8 p.m. Tuesday at the Fillmore, 29 E. Allen St. $95. fillmorephilly.com. 215-309-0150.
Since Lucius released Wildewoman in 2013, Jess Wolfe and Holly Laessig have become go-to female backing vocalists for an impressively diverse array of artists, including Philly's the War on Drugs, John Legend, Mavis Staples, David Byrne, and Jeff Tweedy. Roger Waters employed them on his last album and as part of his current Us + Them world tour. For a worthy stopgap before their next full-length, Lucius took two days to record Nudes, an acoustic collection of three new songs, remakes of a few of their old songs and covers. Waters drops in for a rough-hewn version of Leadbelly's "Goodnight, Irene," but don't expect him at Tuesday's sold-out First Unitarian Church Sanctuary show. — Steve Klinge
8 p.m. Tuesday, at the First Unitarian Church Sanctuary, 2125 Chestnut St. Sold out. 215-821-7575, r5productions.com.

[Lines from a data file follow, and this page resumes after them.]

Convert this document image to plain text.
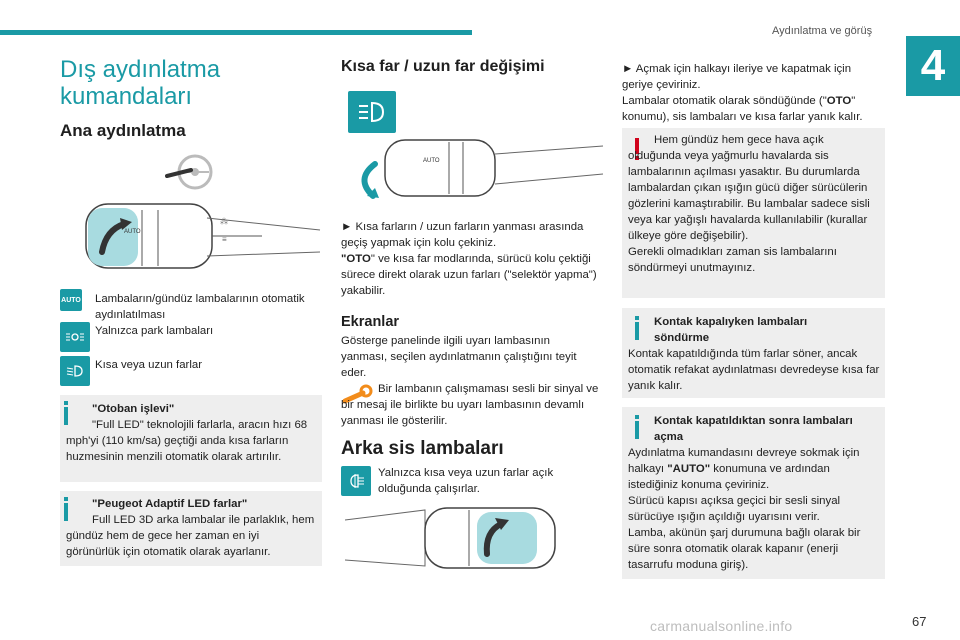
Aydınlatma ve görüş
4
Dış aydınlatma kumandaları
Ana aydınlatma
AUTO
⁂
≡
AUTO Lambaların/gündüz lambalarının otomatik aydınlatılması
Yalnızca park lambaları
Kısa veya uzun farlar
"Otoban işlevi"
"Full LED" teknolojili farlarla, aracın hızı 68 mph'yi (110 km/sa) geçtiği anda kısa farların huzmesinin menzili otomatik olarak artırılır.
"Peugeot Adaptif LED farlar"
Full LED 3D arka lambalar ile parlaklık, hem gündüz hem de gece her zaman en iyi görünürlük için otomatik olarak ayarlanır.
Kısa far / uzun far değişimi
AUTO
► Kısa farların / uzun farların yanması arasında geçiş yapmak için kolu çekiniz.
"OTO" ve kısa far modlarında, sürücü kolu çektiği sürece direkt olarak uzun farları ("selektör yapma") yakabilir.
Ekranlar
Gösterge panelinde ilgili uyarı lambasının yanması, seçilen aydınlatmanın çalıştığını teyit eder.
Bir lambanın çalışmaması sesli bir sinyal ve bir mesaj ile birlikte bu uyarı lambasının devamlı yanması ile gösterilir.
Arka sis lambaları
Yalnızca kısa veya uzun farlar açık olduğunda çalışırlar.
► Açmak için halkayı ileriye ve kapatmak için geriye çeviriniz.
Lambalar otomatik olarak söndüğünde ("OTO" konumu), sis lambaları ve kısa farlar yanık kalır.
Hem gündüz hem gece hava açık olduğunda veya yağmurlu havalarda sis lambalarının açılması yasaktır. Bu durumlarda lambalardan çıkan ışığın gücü diğer sürücülerin gözlerini kamaştırabilir. Bu lambalar sadece sisli veya kar yağışlı havalarda kullanılabilir (kurallar ülkeye göre değişebilir).
Gerekli olmadıkları zaman sis lambalarını söndürmeyi unutmayınız.
Kontak kapalıyken lambaları söndürme
Kontak kapatıldığında tüm farlar söner, ancak otomatik refakat aydınlatması devredeyse kısa far yanık kalır.
Kontak kapatıldıktan sonra lambaları açma
Aydınlatma kumandasını devreye sokmak için halkayı "AUTO" konumuna ve ardından istediğiniz konuma çeviriniz.
Sürücü kapısı açıksa geçici bir sesli sinyal sürücüye ışığın açıldığı uyarısını verir.
Lamba, akünün şarj durumuna bağlı olarak bir süre sonra otomatik olarak kapanır (enerji tasarrufu moduna giriş).
carmanualsonline.info	67
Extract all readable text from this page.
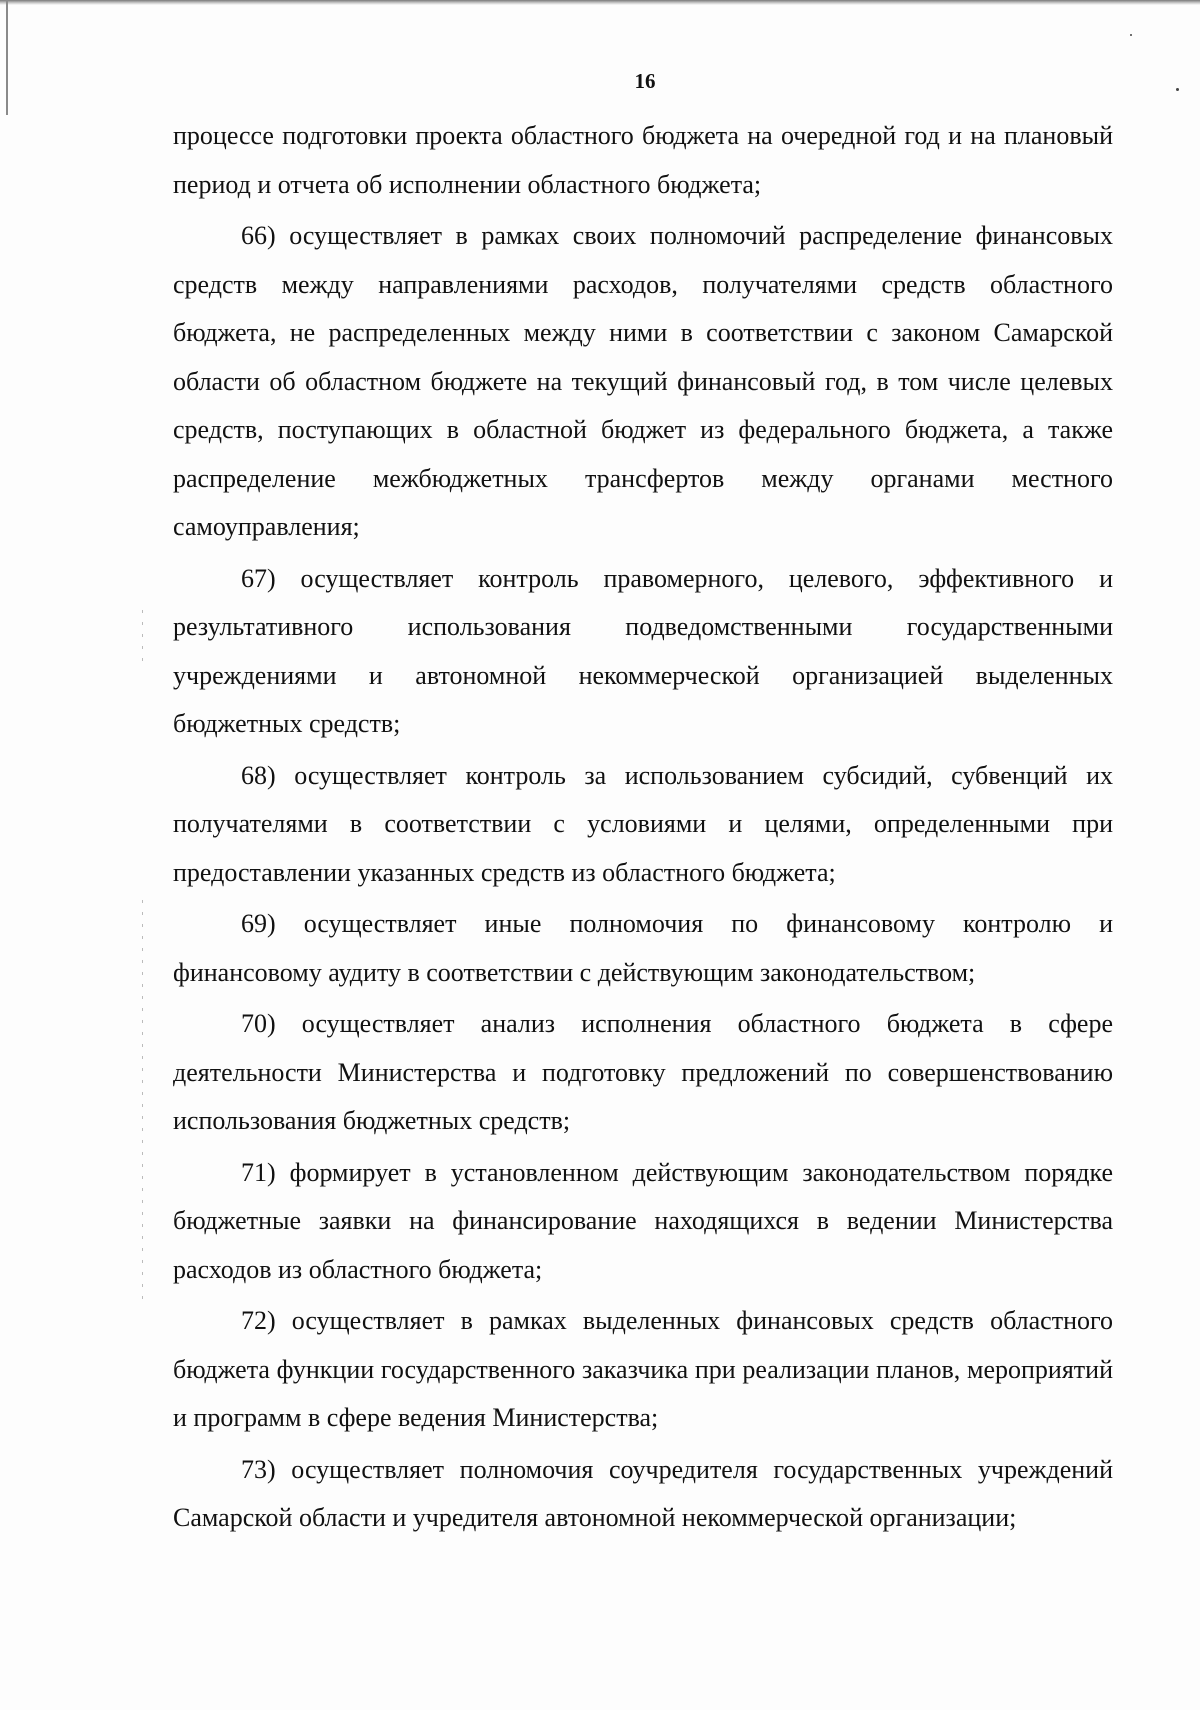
16

процессе подготовки проекта областного бюджета на очередной год и на плановый период и отчета об исполнении областного бюджета;

66) осуществляет в рамках своих полномочий распределение финансовых средств между направлениями расходов, получателями средств областного бюджета, не распределенных между ними в соответствии с законом Самарской области об областном бюджете на текущий финансовый год, в том числе целевых средств, поступающих в областной бюджет из федерального бюджета, а также распределение межбюджетных трансфертов между органами местного самоуправления;

67) осуществляет контроль правомерного, целевого, эффективного и результативного использования подведомственными государственными учреждениями и автономной некоммерческой организацией выделенных бюджетных средств;

68) осуществляет контроль за использованием субсидий, субвенций их получателями в соответствии с условиями и целями, определенными при предоставлении указанных средств из областного бюджета;

69) осуществляет иные полномочия по финансовому контролю и финансовому аудиту в соответствии с действующим законодательством;

70) осуществляет анализ исполнения областного бюджета в сфере деятельности Министерства и подготовку предложений по совершенствованию использования бюджетных средств;

71) формирует в установленном действующим законодательством порядке бюджетные заявки на финансирование находящихся в ведении Министерства расходов из областного бюджета;

72) осуществляет в рамках выделенных финансовых средств областного бюджета функции государственного заказчика при реализации планов, мероприятий и программ в сфере ведения Министерства;

73) осуществляет полномочия соучредителя государственных учреждений Самарской области и учредителя автономной некоммерческой организации;
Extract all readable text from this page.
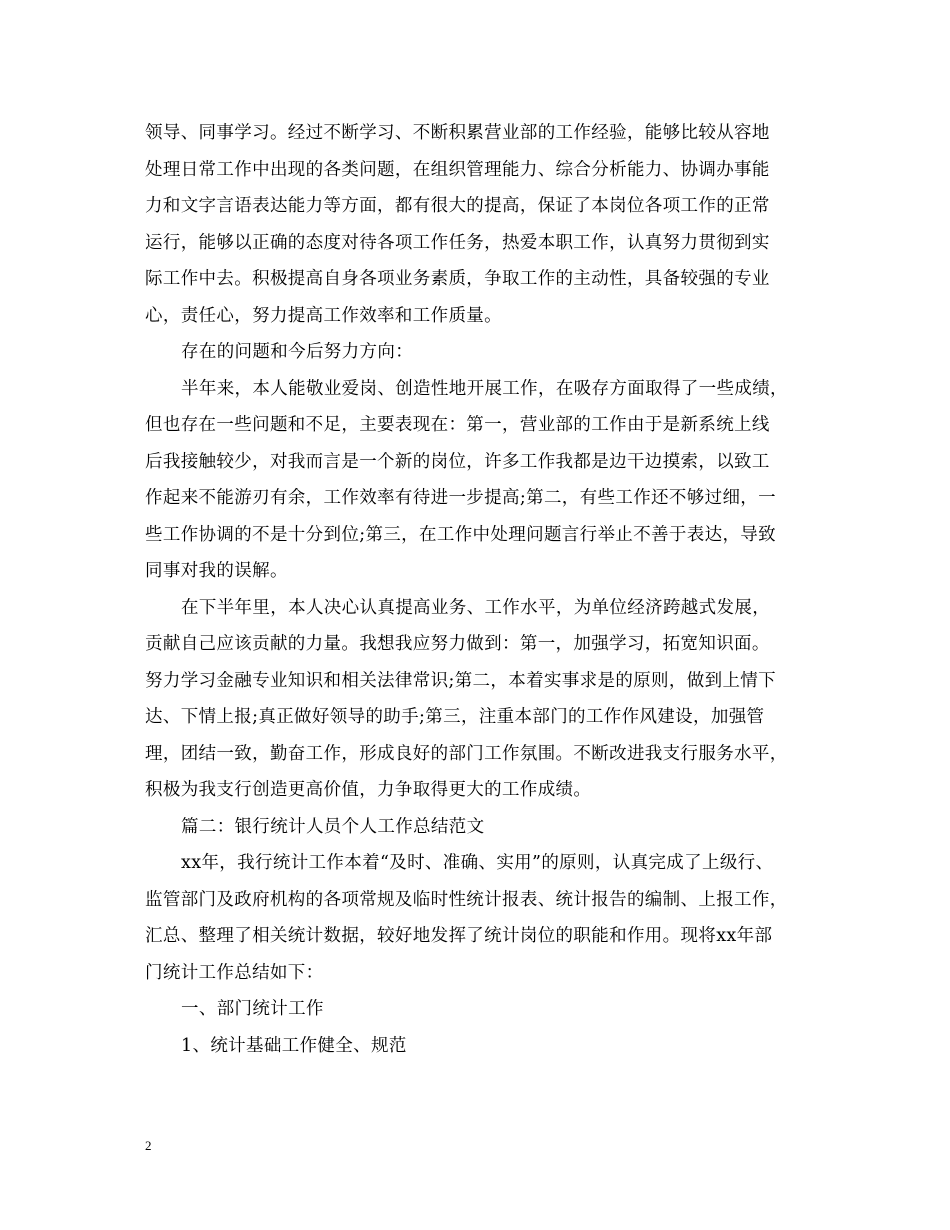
领导、同事学习。经过不断学习、不断积累营业部的工作经验，能够比较从容地
处理日常工作中出现的各类问题，在组织管理能力、综合分析能力、协调办事能
力和文字言语表达能力等方面，都有很大的提高，保证了本岗位各项工作的正常
运行，能够以正确的态度对待各项工作任务，热爱本职工作，认真努力贯彻到实
际工作中去。积极提高自身各项业务素质，争取工作的主动性，具备较强的专业
心，责任心，努力提高工作效率和工作质量。
存在的问题和今后努力方向：
半年来，本人能敬业爱岗、创造性地开展工作，在吸存方面取得了一些成绩，
但也存在一些问题和不足，主要表现在：第一，营业部的工作由于是新系统上线
后我接触较少，对我而言是一个新的岗位，许多工作我都是边干边摸索，以致工
作起来不能游刃有余，工作效率有待进一步提高;第二，有些工作还不够过细，一
些工作协调的不是十分到位;第三，在工作中处理问题言行举止不善于表达，导致
同事对我的误解。
在下半年里，本人决心认真提高业务、工作水平，为单位经济跨越式发展，
贡献自己应该贡献的力量。我想我应努力做到：第一，加强学习，拓宽知识面。
努力学习金融专业知识和相关法律常识;第二，本着实事求是的原则，做到上情下
达、下情上报;真正做好领导的助手;第三，注重本部门的工作作风建设，加强管
理，团结一致，勤奋工作，形成良好的部门工作氛围。不断改进我支行服务水平，
积极为我支行创造更高价值，力争取得更大的工作成绩。
篇二：银行统计人员个人工作总结范文
xx年，我行统计工作本着“及时、准确、实用”的原则，认真完成了上级行、
监管部门及政府机构的各项常规及临时性统计报表、统计报告的编制、上报工作，
汇总、整理了相关统计数据，较好地发挥了统计岗位的职能和作用。现将xx年部
门统计工作总结如下：
一、部门统计工作
1、统计基础工作健全、规范
2
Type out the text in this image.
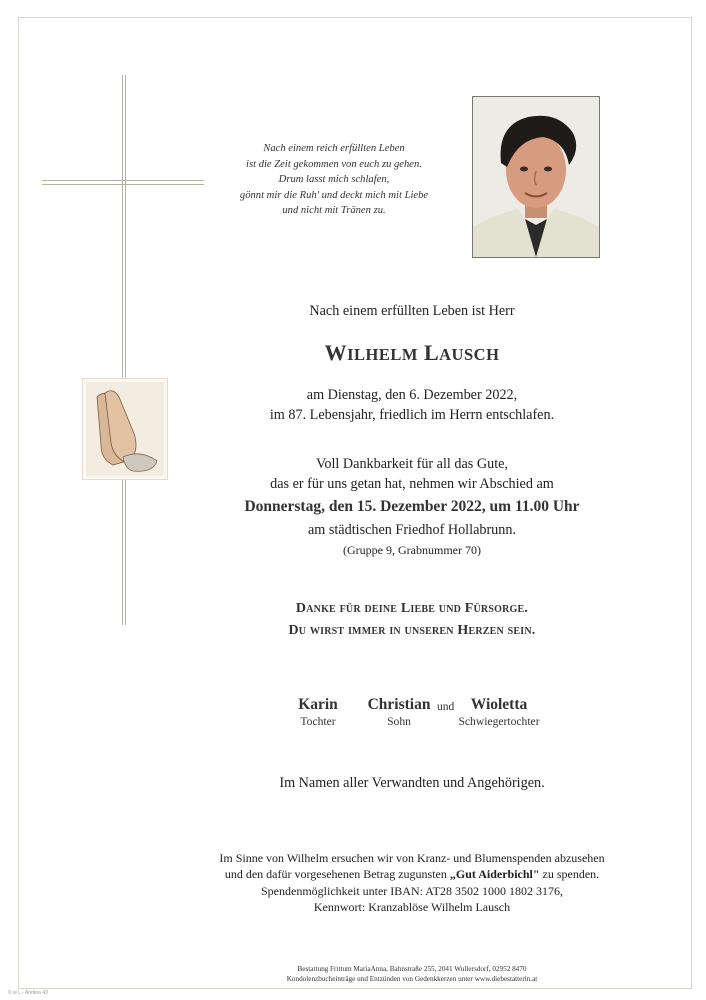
Nach einem reich erfüllten Leben
ist die Zeit gekommen von euch zu gehen.
Drum lasst mich schlafen,
gönnt mir die Ruh' und deckt mich mit Liebe
und nicht mit Tränen zu.
Nach einem erfüllten Leben ist Herr
WILHELM LAUSCH
am Dienstag, den 6. Dezember 2022,
im 87. Lebensjahr, friedlich im Herrn entschlafen.
Voll Dankbarkeit für all das Gute,
das er für uns getan hat, nehmen wir Abschied am
Donnerstag, den 15. Dezember 2022, um 11.00 Uhr
am städtischen Friedhof Hollabrunn.
(Gruppe 9, Grabnummer 70)
Danke für deine Liebe und Fürsorge.
Du wirst immer in unseren Herzen sein.
Karin
Tochter
Christian
Sohn
und	Wioletta
Schwiegertochter
Im Namen aller Verwandten und Angehörigen.
Im Sinne von Wilhelm ersuchen wir von Kranz- und Blumenspenden abzusehen
und den dafür vorgesehenen Betrag zugunsten „Gut Aiderbichl" zu spenden.
Spendenmöglichkeit unter IBAN: AT28 3502 1000 1802 3176,
Kennwort: Kranzablöse Wilhelm Lausch
Bestattung Frittum MariaAnna, Bahnstraße 255, 2041 Wullersdorf, 02952 8470
Kondolenzbucheinträge und Entzünden von Gedenkkerzen unter www.diebestatterin.at
© w L - Andrea 43
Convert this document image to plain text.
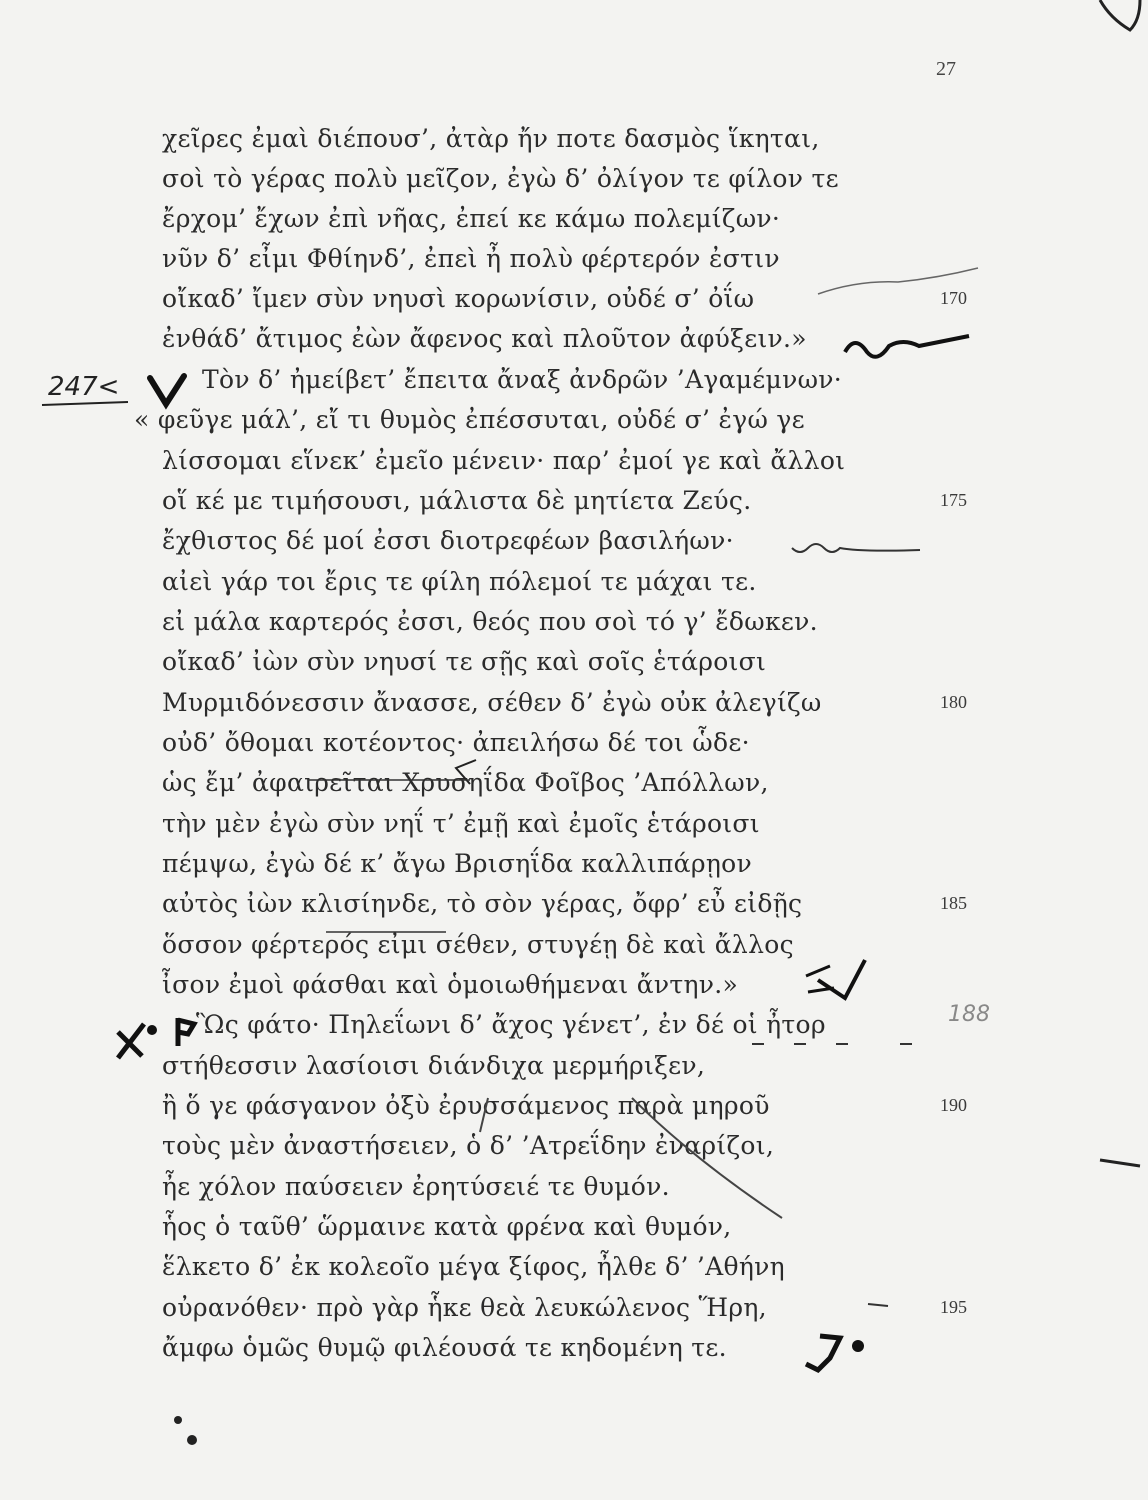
27
χεῖρες ἐμαὶ διέπουσ’, ἀτὰρ ἤν ποτε δασμὸς ἵκηται,
σοὶ τὸ γέρας πολὺ μεῖζον, ἐγὼ δ’ ὀλίγον τε φίλον τε
ἔρχομ’ ἔχων ἐπὶ νῆας, ἐπεί κε κάμω πολεμίζων·
νῦν δ’ εἶμι Φθίηνδ’, ἐπεὶ ἦ πολὺ φέρτερόν ἐστιν
οἴκαδ’ ἴμεν σὺν νηυσὶ κορωνίσιν, οὐδέ σ’ ὀΐω	170
ἐνθάδ’ ἄτιμος ἐὼν ἄφενος καὶ πλοῦτον ἀφύξειν.»
Τὸν δ’ ἠμείβετ’ ἔπειτα ἄναξ ἀνδρῶν ’Αγαμέμνων·
« φεῦγε μάλ’, εἴ τι θυμὸς ἐπέσσυται, οὐδέ σ’ ἐγώ γε
λίσσομαι εἵνεκ’ ἐμεῖο μένειν· παρ’ ἐμοί γε καὶ ἄλλοι
οἵ κέ με τιμήσουσι, μάλιστα δὲ μητίετα Ζεύς.	175
ἔχθιστος δέ μοί ἐσσι διοτρεφέων βασιλήων·
αἰεὶ γάρ τοι ἔρις τε φίλη πόλεμοί τε μάχαι τε.
εἰ μάλα καρτερός ἐσσι, θεός που σοὶ τό γ’ ἔδωκεν.
οἴκαδ’ ἰὼν σὺν νηυσί τε σῇς καὶ σοῖς ἑτάροισι
Μυρμιδόνεσσιν ἄνασσε, σέθεν δ’ ἐγὼ οὐκ ἀλεγίζω	180
οὐδ’ ὄθομαι κοτέοντος· ἀπειλήσω δέ τοι ὧδε·
ὡς ἔμ’ ἀφαιρεῖται Χρυσηΐδα Φοῖβος ’Απόλλων,
τὴν μὲν ἐγὼ σὺν νηΐ τ’ ἐμῇ καὶ ἐμοῖς ἑτάροισι
πέμψω, ἐγὼ δέ κ’ ἄγω Βρισηΐδα καλλιπάρῃον
αὐτὸς ἰὼν κλισίηνδε, τὸ σὸν γέρας, ὄφρ’ εὖ εἰδῇς	185
ὅσσον φέρτερός εἰμι σέθεν, στυγέῃ δὲ καὶ ἄλλος
ἶσον ἐμοὶ φάσθαι καὶ ὁμοιωθήμεναι ἄντην.»
Ὣς φάτο· Πηλεΐωνι δ’ ἄχος γένετ’, ἐν δέ οἱ ἦτορ
στήθεσσιν λασίοισι διάνδιχα μερμήριξεν,
ἢ ὅ γε φάσγανον ὀξὺ ἐρυσσάμενος παρὰ μηροῦ	190
τοὺς μὲν ἀναστήσειεν, ὁ δ’ ’Ατρεΐδην ἐναρίζοι,
ἦε χόλον παύσειεν ἐρητύσειέ τε θυμόν.
ἧος ὁ ταῦθ’ ὥρμαινε κατὰ φρένα καὶ θυμόν,
ἕλκετο δ’ ἐκ κολεοῖο μέγα ξίφος, ἦλθε δ’ ’Αθήνη
οὐρανόθεν· πρὸ γὰρ ἧκε θεὰ λευκώλενος Ἥρη,	195
ἄμφω ὁμῶς θυμῷ φιλέουσά τε κηδομένη τε.
247<
188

Lee Ann Womack's late career moves have been stellar. After the crossover success she achieved with the wedding song megahit "I Hope You Dance" faded, the Texas native started inching back toward traditional country with 2005's There's More Where That Came From. She really hit her stride with 2014's The Way I'm Livin', and last year's deeply soulful The Lonely, the Lonesome & the Gone, which was produced by her husband Frank Liddell. With Sarah Allison Turner. — D.D.